Presented by Chef Kendric


Ingredients:

For the Red Snapper and Prawns:

2 red snapper fillets

12 large prawns, peeled and deveined

2 tbsp olive oil

2 tbsp lemon juice

1 tsp paprika

1 tsp garlic powder

1 tsp onion powder

1/2 tsp cayenne pepper

Salt and pepper to taste


For the Salad:

Mixed greens (arugula, spinach, lettuce, etc.)

1 cucumber, sliced

1/2 red onion, thinly sliced

Cherry tomatoes, halved

2 tbsp olive oil

1 tbsp balsamic vinegar

Salt and pepper to taste


For the Dressing (optional):

1/2 cup mayonnaise

1 tbsp Dijon mustard

1 tbsp honey

1 tbsp lemon juice

1 tsp garlic powder

Salt and pepper to taste


Instructions:

Preparing the Red Snapper and Prawns:

1. Marinate the Seafood:

• In a large bowl, mix olive oil, lemon juice, paprika, garlic powder, onion powder, cayenne pepper, salt, and pepper.

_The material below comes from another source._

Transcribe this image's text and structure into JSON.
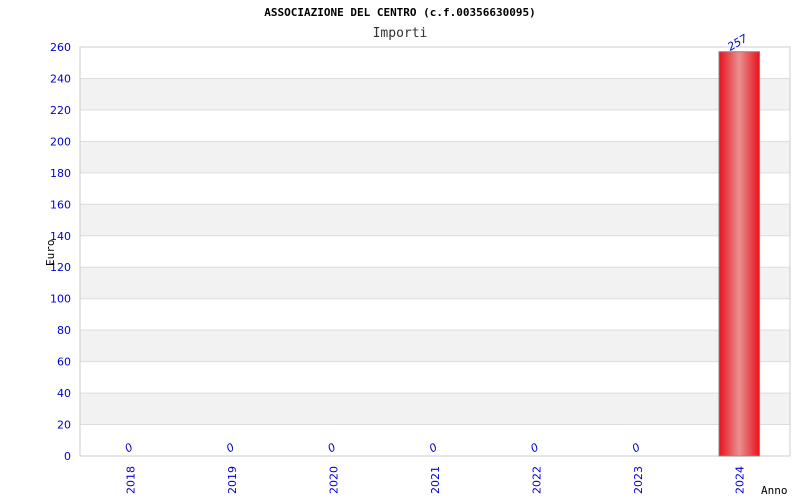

• Add the red snapper fillets and prawns to the bowl, ensuring they are well-coated with the marinade.

• Cover and refrigerate for at least 30 minutes.


2. Grill the Seafood:

• Preheat your grill to medium-high heat.

• Grill the red snapper fillets for about 4-5 minutes per side or until fully cooked and easily flaked with a fork.

• Grill the prawns for about 2-3 minutes per side or until they are opaque and cooked through.


Preparing the Salad:

3. Assemble the Salad:

• In a large salad bowl, combine mixed greens, cucumber, red onion, and cherry tomatoes.

• Drizzle with olive oil and balsamic vinegar, then season with salt and pepper. Toss to combine.


Preparing the Dressing (optional):

4. Make the Dressing:

• In a small bowl, whisk together mayonnaise, Dijon mustard, honey, lemon juice, garlic powder, salt, and pepper until smooth.


5. Plate the Dish:

• Place a portion of the salad on each plate.

• Add a grilled red snapper fillet and 3-4 grilled prawns on top of the salad.

• Drizzle with the prepared dressing if desired.